Очень скоро я почти интуитивно догадался, что в его разговорах присутствует какая-то система. Как бы усыпив меня потоком подробных описаний, он вдруг неожиданно спрашивал:
— Как ты относишься к евреям?
— Я с ними почти не общался, — отвечаю я.— Поэтому мне трудно что-нибудь сказать...
Он с досадой прикусывает губу, но тут же широко улыбается:
— Ну их к лешему, этих жидов! Теперь о себе надо думать! Надо как-то выбираться из этой истории, которую затеяли умные дяди в Берлине и Кремле. Говорят, что генералы Краснов и Шкуро подались на Дон и сейчас сколачивают там казачьи полки. Я со всем удовольствием вступил бы в такой полк. А потом получил бы коня и рванул бы к своим через линию фронта. Но где мне? Я горожанин и лошадь видел лишь издалека. Вот ты — другое дело. Ты небось эту штуку освоил...

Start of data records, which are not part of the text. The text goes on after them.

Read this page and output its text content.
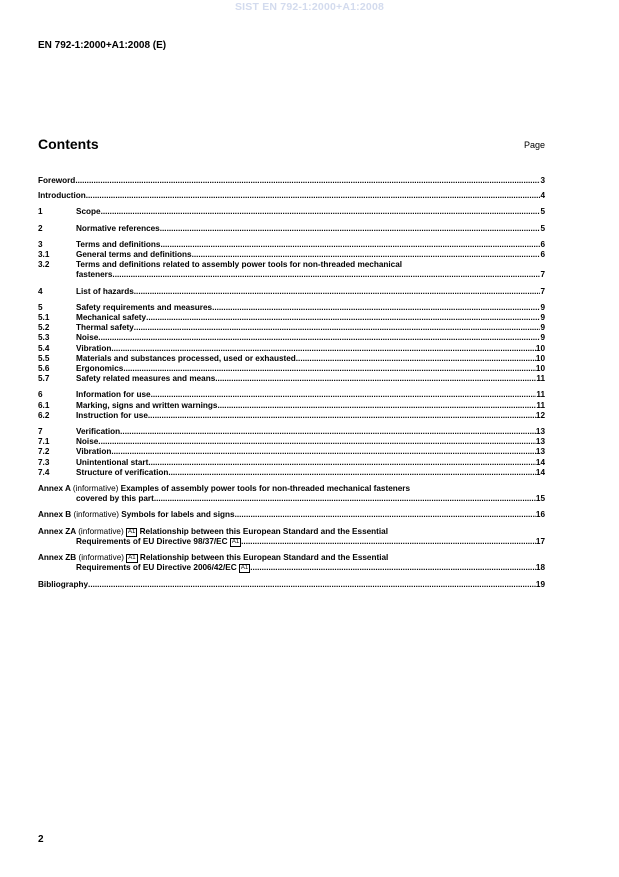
SIST EN 792-1:2000+A1:2008
EN 792-1:2000+A1:2008 (E)
Contents	Page
Foreword .....	3
Introduction .....	4
1	Scope .....	5
2	Normative references .....	5
3	Terms and definitions .....	6
3.1	General terms and definitions .....	6
3.2	Terms and definitions related to assembly power tools for non-threaded mechanical
fasteners .....	7
4	List of hazards .....	7
5	Safety requirements and measures .....	9
5.1	Mechanical safety .....	9
5.2	Thermal safety .....	9
5.3	Noise .....	9
5.4	Vibration .....	10
5.5	Materials and substances processed, used or exhausted .....	10
5.6	Ergonomics .....	10
5.7	Safety related measures and means .....	11
6	Information for use .....	11
6.1	Marking, signs and written warnings .....	11
6.2	Instruction for use .....	12
7	Verification .....	13
7.1	Noise .....	13
7.2	Vibration .....	13
7.3	Unintentional start .....	14
7.4	Structure of verification .....	14
Annex A (informative) Examples of assembly power tools for non-threaded mechanical fasteners
covered by this part .....	15
Annex B (informative) Symbols for labels and signs .....	16
Annex ZA (informative) A1 Relationship between this European Standard and the Essential
Requirements of EU Directive 98/37/EC A1 .....	17
Annex ZB (informative) A1 Relationship between this European Standard and the Essential
Requirements of EU Directive 2006/42/EC A1 .....	18
Bibliography .....	19
2
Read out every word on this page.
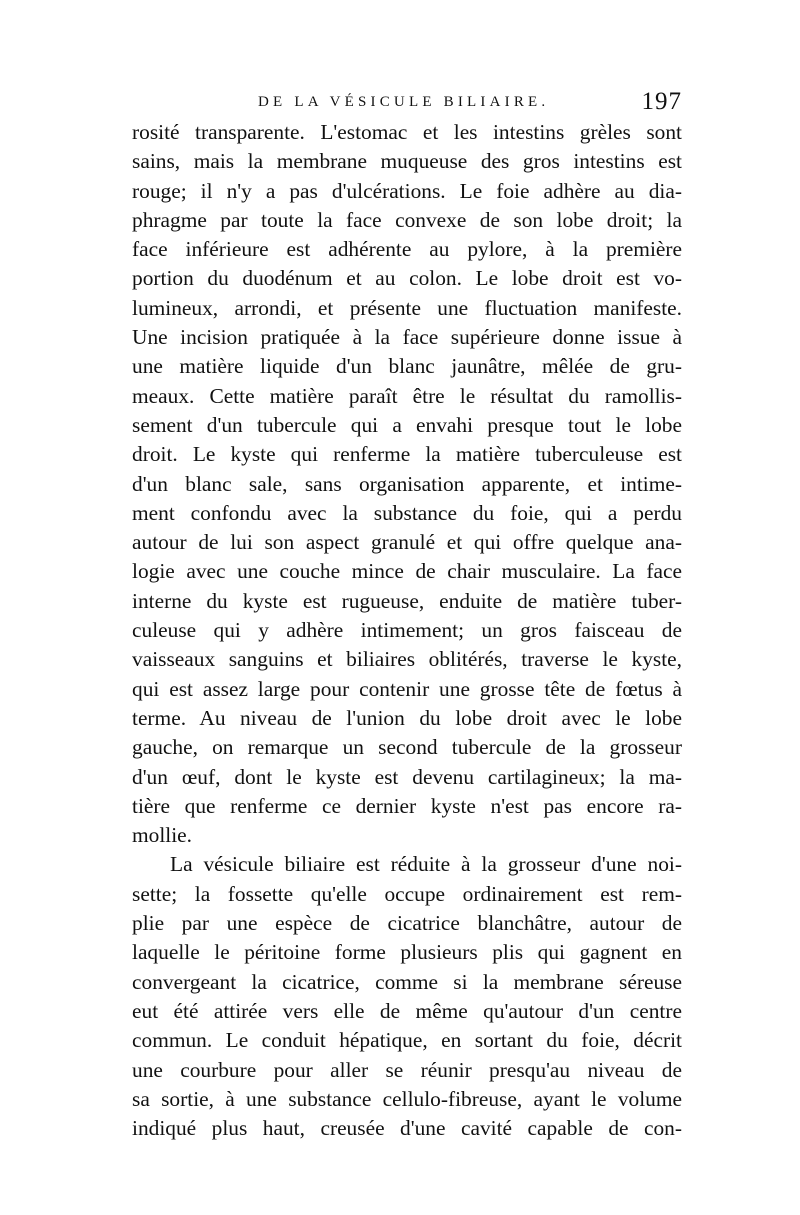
DE LA VÉSICULE BILIAIRE.	197
rosité transparente. L'estomac et les intestins grèles sont
sains, mais la membrane muqueuse des gros intestins est
rouge; il n'y a pas d'ulcérations. Le foie adhère au dia-
phragme par toute la face convexe de son lobe droit; la
face inférieure est adhérente au pylore, à la première
portion du duodénum et au colon. Le lobe droit est vo-
lumineux, arrondi, et présente une fluctuation manifeste.
Une incision pratiquée à la face supérieure donne issue à
une matière liquide d'un blanc jaunâtre, mêlée de gru-
meaux. Cette matière paraît être le résultat du ramollis-
sement d'un tubercule qui a envahi presque tout le lobe
droit. Le kyste qui renferme la matière tuberculeuse est
d'un blanc sale, sans organisation apparente, et intime-
ment confondu avec la substance du foie, qui a perdu
autour de lui son aspect granulé et qui offre quelque ana-
logie avec une couche mince de chair musculaire. La face
interne du kyste est rugueuse, enduite de matière tuber-
culeuse qui y adhère intimement; un gros faisceau de
vaisseaux sanguins et biliaires oblitérés, traverse le kyste,
qui est assez large pour contenir une grosse tête de fœtus à
terme. Au niveau de l'union du lobe droit avec le lobe
gauche, on remarque un second tubercule de la grosseur
d'un œuf, dont le kyste est devenu cartilagineux; la ma-
tière que renferme ce dernier kyste n'est pas encore ra-
mollie.
La vésicule biliaire est réduite à la grosseur d'une noi-
sette; la fossette qu'elle occupe ordinairement est rem-
plie par une espèce de cicatrice blanchâtre, autour de
laquelle le péritoine forme plusieurs plis qui gagnent en
convergeant la cicatrice, comme si la membrane séreuse
eut été attirée vers elle de même qu'autour d'un centre
commun. Le conduit hépatique, en sortant du foie, décrit
une courbure pour aller se réunir presqu'au niveau de
sa sortie, à une substance cellulo-fibreuse, ayant le volume
indiqué plus haut, creusée d'une cavité capable de con-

— Где? Когда? — удивляюсь я.
— Как где? — удивленно приподнимает брови Сашка. — Да в военном училище!
— Я учился в машиностроительном институте, — отвечаю я.— А там кафедры верховой езды, к сожалению, нет...
Но моя ирония не выбивает его из колеи. Он так и сыплет словами и время от времени подбрасывает неожиданные вопросы:
— Ты русский? А почему у тебя татарская фамилия?

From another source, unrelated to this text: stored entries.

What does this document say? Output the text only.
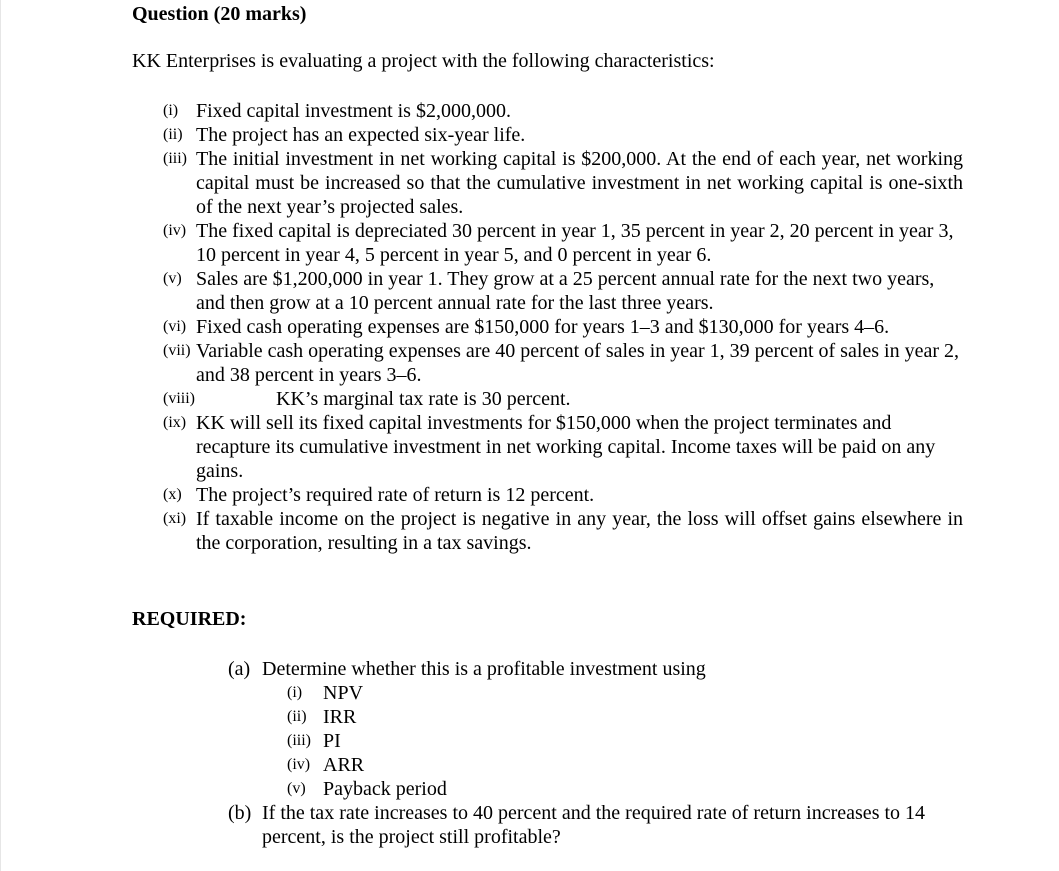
Question (20 marks)
KK Enterprises is evaluating a project with the following characteristics:
(i) Fixed capital investment is $2,000,000.
(ii) The project has an expected six-year life.
(iii) The initial investment in net working capital is $200,000. At the end of each year, net working capital must be increased so that the cumulative investment in net working capital is one-sixth of the next year’s projected sales.
(iv) The fixed capital is depreciated 30 percent in year 1, 35 percent in year 2, 20 percent in year 3, 10 percent in year 4, 5 percent in year 5, and 0 percent in year 6.
(v) Sales are $1,200,000 in year 1. They grow at a 25 percent annual rate for the next two years, and then grow at a 10 percent annual rate for the last three years.
(vi) Fixed cash operating expenses are $150,000 for years 1–3 and $130,000 for years 4–6.
(vii) Variable cash operating expenses are 40 percent of sales in year 1, 39 percent of sales in year 2, and 38 percent in years 3–6.
(viii)	KK’s marginal tax rate is 30 percent.
(ix) KK will sell its fixed capital investments for $150,000 when the project terminates and recapture its cumulative investment in net working capital. Income taxes will be paid on any gains.
(x) The project’s required rate of return is 12 percent.
(xi) If taxable income on the project is negative in any year, the loss will offset gains elsewhere in the corporation, resulting in a tax savings.
REQUIRED:
(a) Determine whether this is a profitable investment using
(i)	NPV
(ii) IRR
(iii) PI
(iv) ARR
(v) Payback period
(b) If the tax rate increases to 40 percent and the required rate of return increases to 14 percent, is the project still profitable?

— Почему ты так хорошо разбираешься в чинах Красной Армии? Сразу чувствуется военная косточка!
— Тебя поймали на швейцарской границе? Ты не дурак! Другие бегут на восток. Не понимают, бедолаги, что надо пройти три тысячи километров по территории, контролируемой гестапо!
Я понимаю, что к чему, и стараюсь помалкивать, чтобы не попасть впросак. И допускаю оплошность Небольшую, но оплошность...
Воскресенье. На потолке камеры перемещаются блики и тени яркого августовского утра. Мы с Сашкой проглотили свой эрзац-кофе и лежим на тюфяках. Не хочется ни двигаться, ни разговаривать, клонит ко сну
И тут раздается далекий грохот барабанов. Я века киваю и кричу соседу:
— Вставай!
— Зачем?
— Сейчас увидишь!
Я заставляю соседа по камере встать, быстро складываю тюфяки, крышку от параши, и мы поочередно наблюдаем воскресный парад «будущего нации»...
Утро в этой тюрьме начинается не по сигналу, не по звонку. Где-то между семью и восьмью часами распахивается дверь камеры и в ней появляется фрау Гертруда. На фрау — аккуратный белоснежный передничек, в руках — поднос со стопкой мисок и шестилитровый чайник. А позади топчется Бруно, держащий в своей единственной руке проволочную корзинку с хлебом.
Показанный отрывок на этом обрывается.